The effect of enzyme preparations on the physicochemical properties of oat fermentolysates

DOI: 10.17586/1606-4313-2020-19-2-45-51
UDC 663.443.1

The effect of enzyme preparations on the physicochemical properties of oat fermentolysates

Meledina T.V., Ivanov V.A., Sergeeva A.A., Sychev S.I., Andreev V.V.

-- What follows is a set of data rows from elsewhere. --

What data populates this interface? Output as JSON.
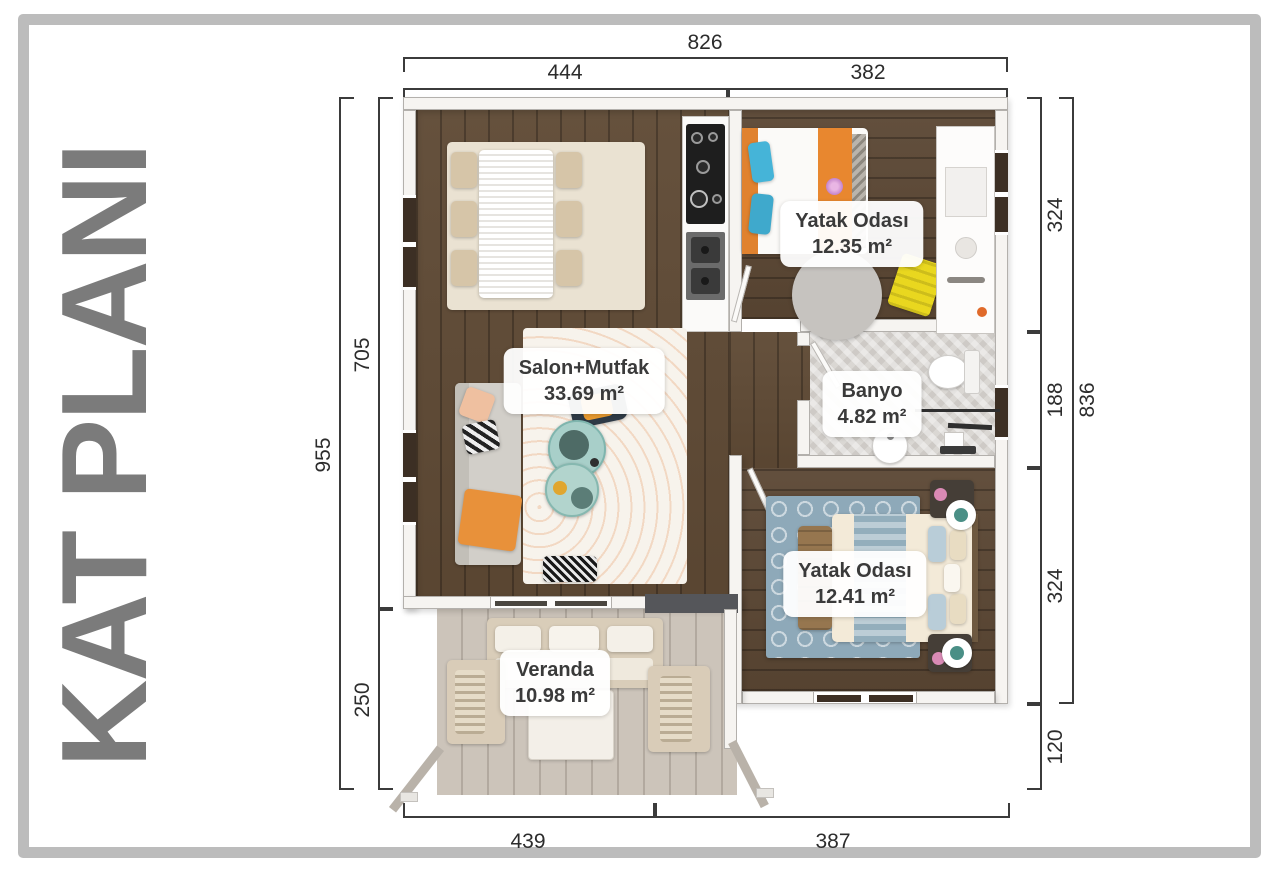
{
  "title": "KAT PLANI",
  "plan": {
    "rooms": [
      {
        "name": "Salon+Mutfak",
        "area": "33.69 m²"
      },
      {
        "name": "Yatak Odası",
        "area": "12.35 m²"
      },
      {
        "name": "Banyo",
        "area": "4.82 m²"
      },
      {
        "name": "Yatak Odası",
        "area": "12.41 m²"
      },
      {
        "name": "Veranda",
        "area": "10.98 m²"
      }
    ],
    "dimensions": {
      "top_total": "826",
      "top_left": "444",
      "top_right": "382",
      "left_total": "955",
      "left_upper": "705",
      "left_lower": "250",
      "right_top": "324",
      "right_middle": "188",
      "right_lower": "324",
      "right_bottom": "120",
      "right_total": "836",
      "bottom_left": "439",
      "bottom_right": "387"
    }
  },
  "colors": {
    "frame": "#bcbcbc",
    "title_text": "#7b7b7b",
    "dimension_line": "#3b3b3b",
    "wall": "#f6f4f1",
    "wood_floor": "#5f4a35",
    "veranda_deck": "#ccc4ba",
    "bathroom_tile": "#dad7d3",
    "label_text": "#3a3a3a",
    "accent_orange": "#e8872f",
    "accent_blue": "#45b4d8",
    "accent_yellow": "#e9d71f",
    "rug_blue": "#8ea9b9",
    "coffee_table_teal": "#a8cfc9"
  }
}
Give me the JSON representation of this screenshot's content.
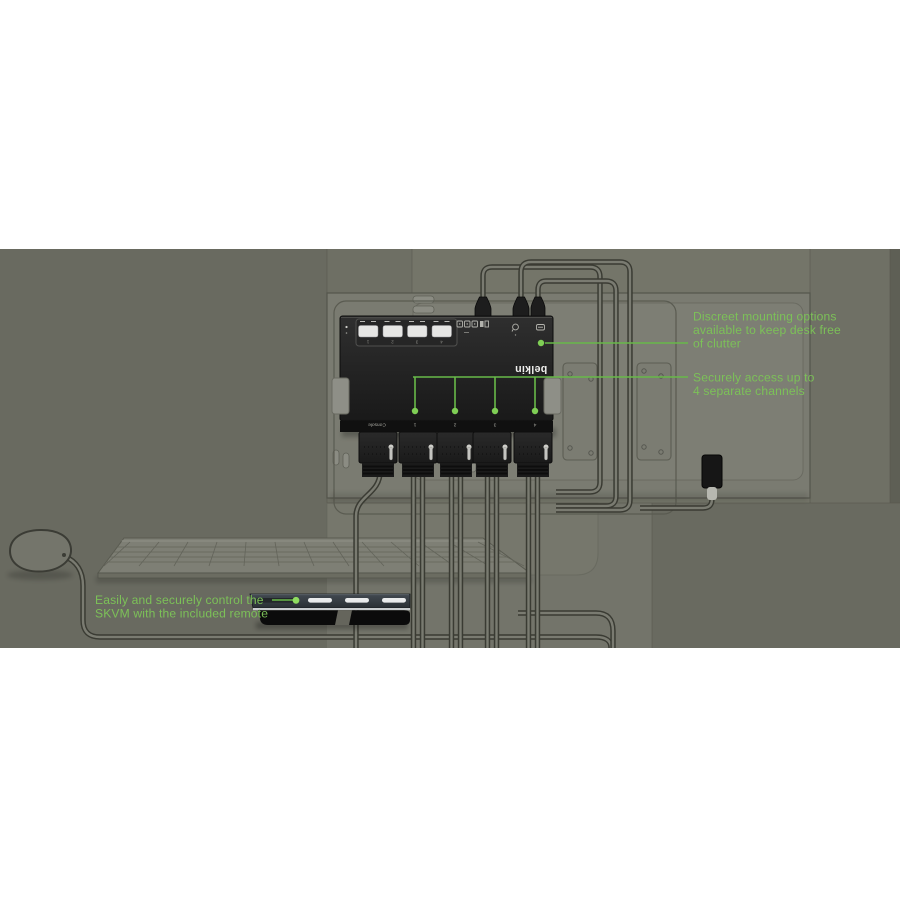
{
  "scene": {
    "description": "Belkin secure KVM switch mounted on monitor back with cables, keyboard, mouse and remote"
  },
  "annotations": {
    "mounting": {
      "line1": "Discreet mounting options",
      "line2": "available to keep desk free",
      "line3": "of clutter"
    },
    "channels": {
      "line1": "Securely access up to",
      "line2": "4 separate channels"
    },
    "remote": {
      "line1": "Easily and securely control the",
      "line2": "SKVM with the included remote"
    }
  },
  "device": {
    "brand": "belkin",
    "console_label": "Console",
    "port_labels": [
      "1",
      "2",
      "3",
      "4"
    ],
    "button_labels": [
      "1",
      "2",
      "3",
      "4"
    ]
  },
  "colors": {
    "accent_green_text": "#7cc158",
    "accent_green_line": "#68b949",
    "background_olive": "#696a60",
    "device_black": "#1d1d1d"
  }
}
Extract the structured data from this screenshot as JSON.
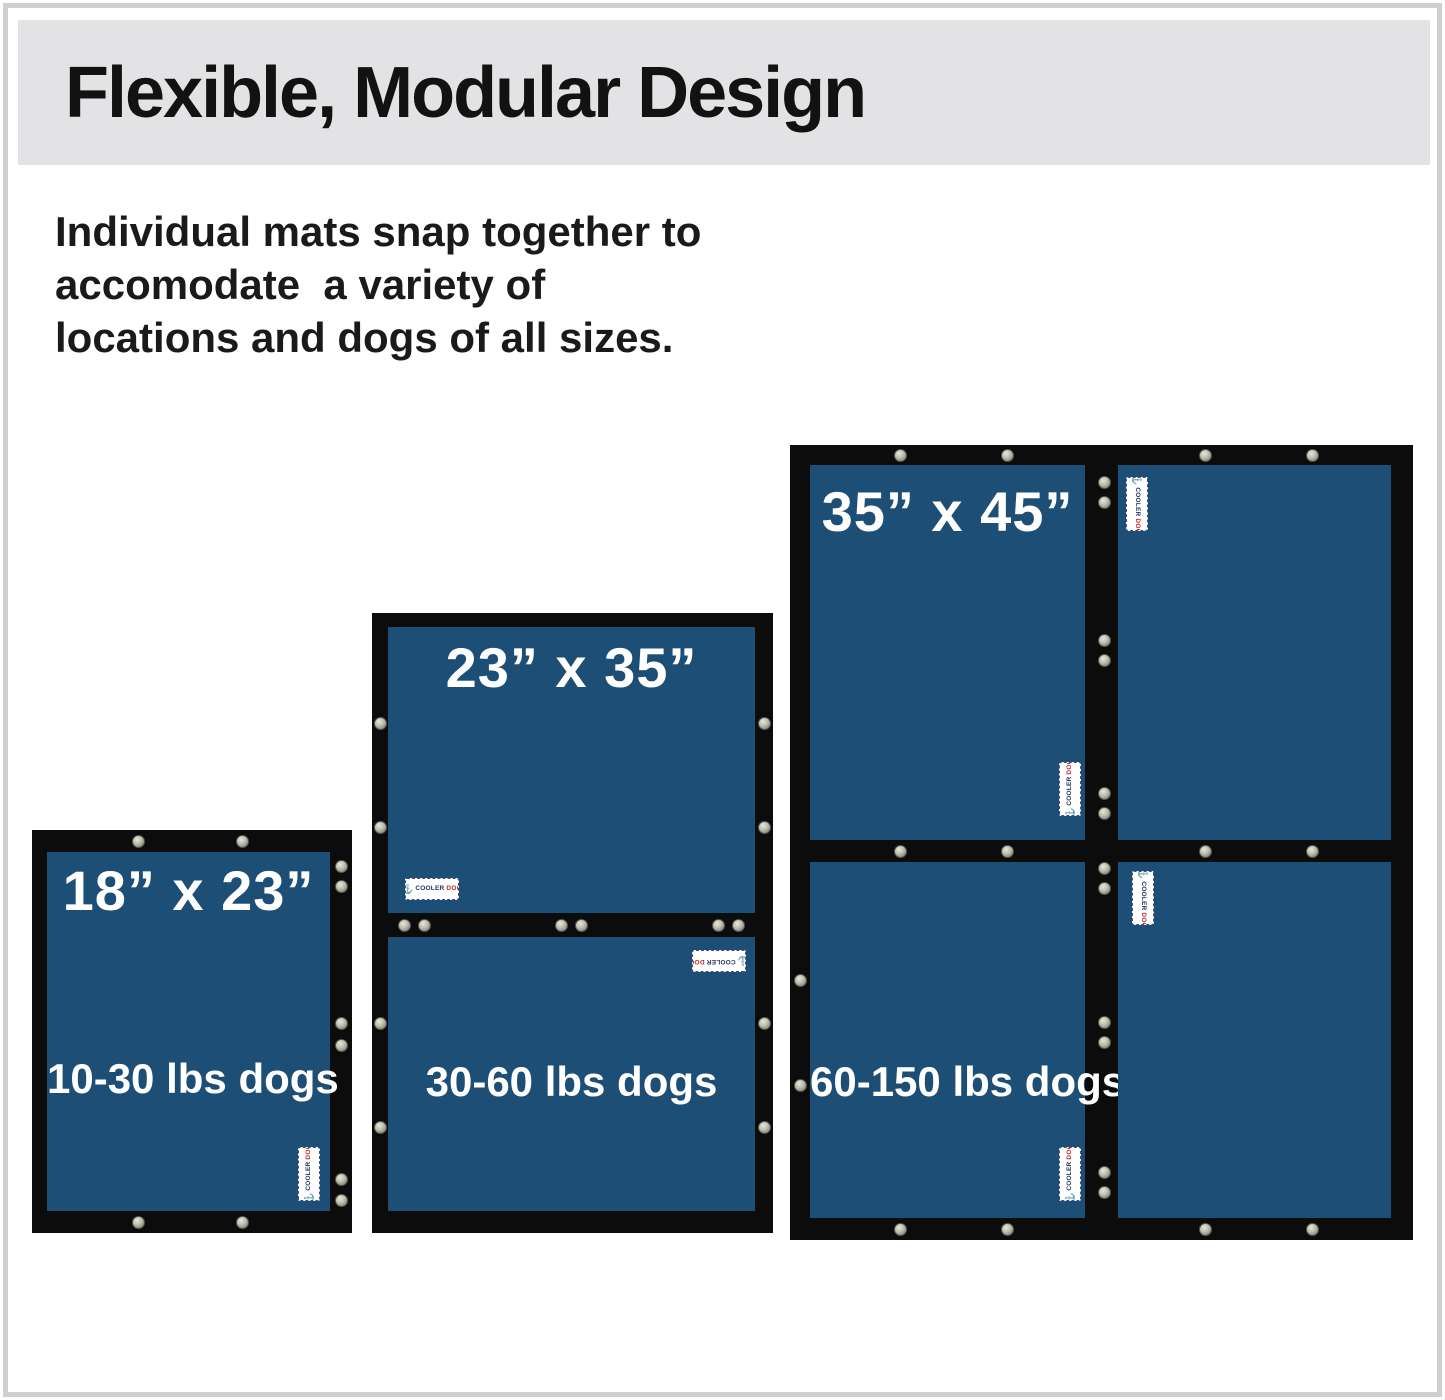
{
  "header": {
    "title": "Flexible, Modular Design"
  },
  "description": {
    "line1": "Individual mats snap together to",
    "line2": "accomodate  a variety of",
    "line3": "locations and dogs of all sizes."
  },
  "mats": {
    "small": {
      "size": "18” x 23”",
      "weight": "10-30 lbs dogs"
    },
    "medium": {
      "size": "23” x 35”",
      "weight": "30-60 lbs dogs"
    },
    "large": {
      "size": "35” x 45”",
      "weight": "60-150 lbs dogs"
    }
  },
  "tag": {
    "brand_part1": "COOLER",
    "brand_part2": "DOG",
    "logo_icon": "anchor-logo-icon"
  },
  "colors": {
    "banner_gray": "#e3e3e5",
    "mat_blue": "#1d4e76",
    "mat_border_black": "#0c0c0c",
    "text_black": "#1a1a1a",
    "text_white": "#ffffff",
    "snap_silver": "#bcbcae",
    "tag_navy": "#23355e",
    "tag_red": "#bb2a2a",
    "frame_gray": "#cfcfcf"
  }
}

For citation: Meledina T.V., Ivanov V.A., Sergeeva A.A., Sychev S.I., Andreev V.V. The effect of enzyme preparations on the physicochemical properties of oat fermentolysates. Vestnik Mezhdunarodnoi akademii kholoda. 2020. No 2. p.45-51

Abstract
The influence of enzyme preparations on the physico-chemical quality indicators of enzymolysate (oat wort) obtained from oats was studied. The objects of study were chaffy oats (Avena sativa L.) harvested in 2017, barley malt, and Danisco's enzyme preparations. It was found that the use of enzyme preparations containing cytolytic and amylolytic enzymes in various combinations allows to obtain a wort of the same extractivity (5.9±0.1%), but the ratio between the fermented sugars depends on the dosage and enzyme producer. The least amount of maltose and maltotriose was contained in the wort obtained with the Diazyme X4 enzyme preparation in the amount of 1.4 g/kg of oats. The minimum value of the turbidity index of oat wort was obtained at the dosage of 0.9 g/kg of oats in the complex of cytolytic enzymes contained in Laminex Super 3G, meanwhile, this value was 13 times higher than in the wort, in which malt was used as an enzyme source. It has been established that during storage of all autoclaved samples of oat wort at 10°C for 14 days, there are no changes in their carbohydrate composition. Recommendations are given for the oat wort use in the production of syrups for various branches of the food industry.

Keywords: oats, malt, cytolytic enzymes, fermentolizate, fermentable carbohydrates, dry matter.